Brent Brockman

Personal information
- Full name: Brent Brockman
- Date of birth: March 5, 1988 (age 37)
- Place of birth: Mechanicsburg, Pennsylvania, U.S.
- Height: 5 ft 10 in (1.78 m)
- Position(s): Right Back, Winger

Youth career
- 2006–2008: Saint Francis Red Flash
- 2009–2010: George Mason Patriots

Senior career*
- Years: Team / Apps / (Gls)
- 2009: Indiana Invaders / 15 / (2)
- 2010: Aegean Hawks / 11 / (3)
- 2011: F.C. New York / 11 / (0)

Managerial career
- 2011–2015: Red Land High School
- 2015-Current: Keystone FC
- 2015-2019: Mechanicsburg High School

= Brent Brockman =

American soccer player

Brent Brockman (born March 5, 1988) is an American professional soccer player who last played for F.C. New York.

==Early life==
Brockman was born on March 5, 1988, in Mechanicsburg, Pennsylvania.

==Career==
===College===
Brockman attended Northern York High School, where he was the 2 time Mid Penn Colonial Conference Player of the Year, First team Patriot News Big 11, All-State Place Kicker and played club soccer for Super Nova FC 87 where he won 2 EPYSA State Championships, and played two years of college soccer at Saint Francis University. He transferred to George Mason University prior to his junior year where they reached an NCAA Division 1 #15 ranking, where he won the Gordon Bradley Award and was named to the Bowling Green All Tournament Team and named Brine/NEC Rookie of the Week for his performance at the New Mexico Classic. Brockman ended his collegiate career with 1 goal and 10 assists playing as an attacking right back.
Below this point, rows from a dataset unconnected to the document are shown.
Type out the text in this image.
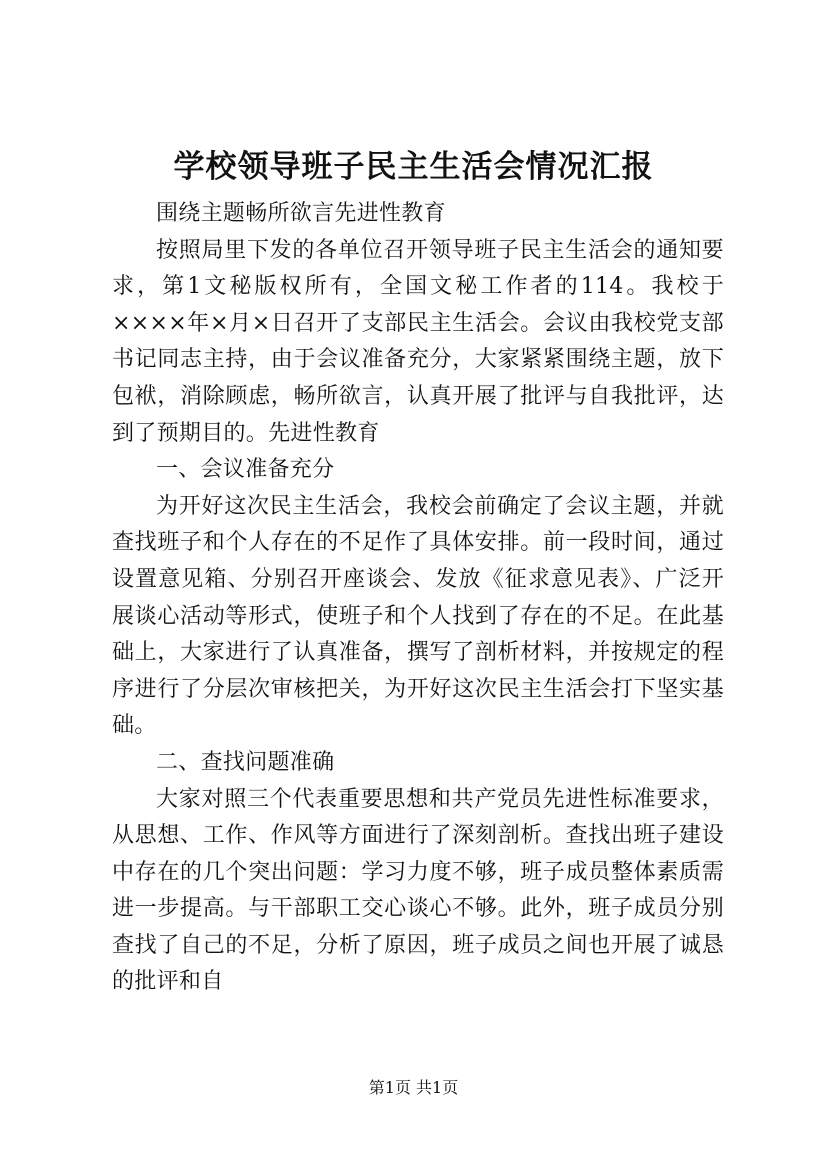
学校领导班子民主生活会情况汇报

围绕主题畅所欲言先进性教育

按照局里下发的各单位召开领导班子民主生活会的通知要求，第1文秘版权所有，全国文秘工作者的114。我校于××××年×月×日召开了支部民主生活会。会议由我校党支部书记同志主持，由于会议准备充分，大家紧紧围绕主题，放下包袱，消除顾虑，畅所欲言，认真开展了批评与自我批评，达到了预期目的。先进性教育

一、会议准备充分

为开好这次民主生活会，我校会前确定了会议主题，并就查找班子和个人存在的不足作了具体安排。前一段时间，通过设置意见箱、分别召开座谈会、发放《征求意见表》、广泛开展谈心活动等形式，使班子和个人找到了存在的不足。在此基础上，大家进行了认真准备，撰写了剖析材料，并按规定的程序进行了分层次审核把关，为开好这次民主生活会打下坚实基础。

二、查找问题准确

大家对照三个代表重要思想和共产党员先进性标准要求，从思想、工作、作风等方面进行了深刻剖析。查找出班子建设中存在的几个突出问题：学习力度不够，班子成员整体素质需进一步提高。与干部职工交心谈心不够。此外，班子成员分别查找了自己的不足，分析了原因，班子成员之间也开展了诚恳的批评和自

第1页 共1页
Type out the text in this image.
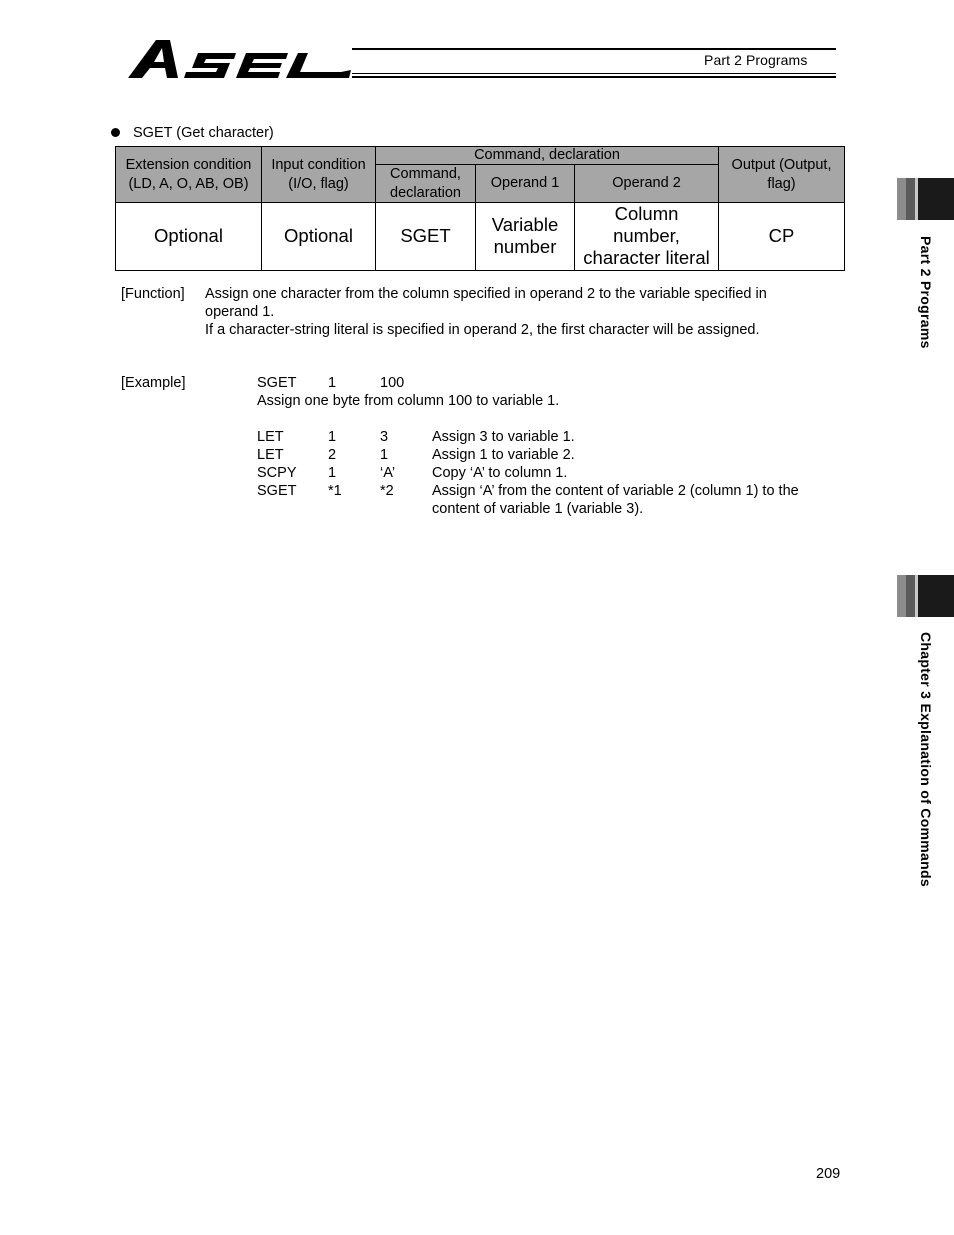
Part 2 Programs
SGET (Get character)
Extension condition (LD, A, O, AB, OB)	Input condition (I/O, flag)	Command, declaration			Output (Output, flag)
		Command, declaration	Operand 1	Operand 2	
Optional	Optional	SGET	Variable number	Column number, character literal	CP
[Function] Assign one character from the column specified in operand 2 to the variable specified in
operand 1.
If a character-string literal is specified in operand 2, the first character will be assigned.
[Example]	SGET 1	100
Assign one byte from column 100 to variable 1.
LET	1	3	Assign 3 to variable 1.
LET	2	1	Assign 1 to variable 2.
SCPY 1	‘A’	Copy ‘A’ to column 1.
SGET *1	*2	Assign ‘A’ from the content of variable 2 (column 1) to the
content of variable 1 (variable 3).
Part 2 Programs
Chapter 3 Explanation of Commands
209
During his college years he also played with the Indiana Invaders in the USL Premier Development League, and played for the Aegean Hawks during the summer of 2010 in their efforts to qualify for the Lamar Hunt US Open Cup.

===Professional===
Brockman went undrafted in the 2011 MLS SuperDraft, and subsequently signed his first professional contract in 2011 when he was signed by F.C. New York of the USL Professional Division. He made his professional debut on April 9, 2011, in New York's first-ever game, playing 90 minutes in a loss to Orlando City. Brockman sustained a season ending knee injury in the third match of the season, thus ending his career. This was his 4th ACL tear in his career.

Brockman is a USSF Nationally Licensed Coach. He is a former head coach of Mechanicsburg High School, Keystone FC, and the Harrisburg City Islanders Academy teams.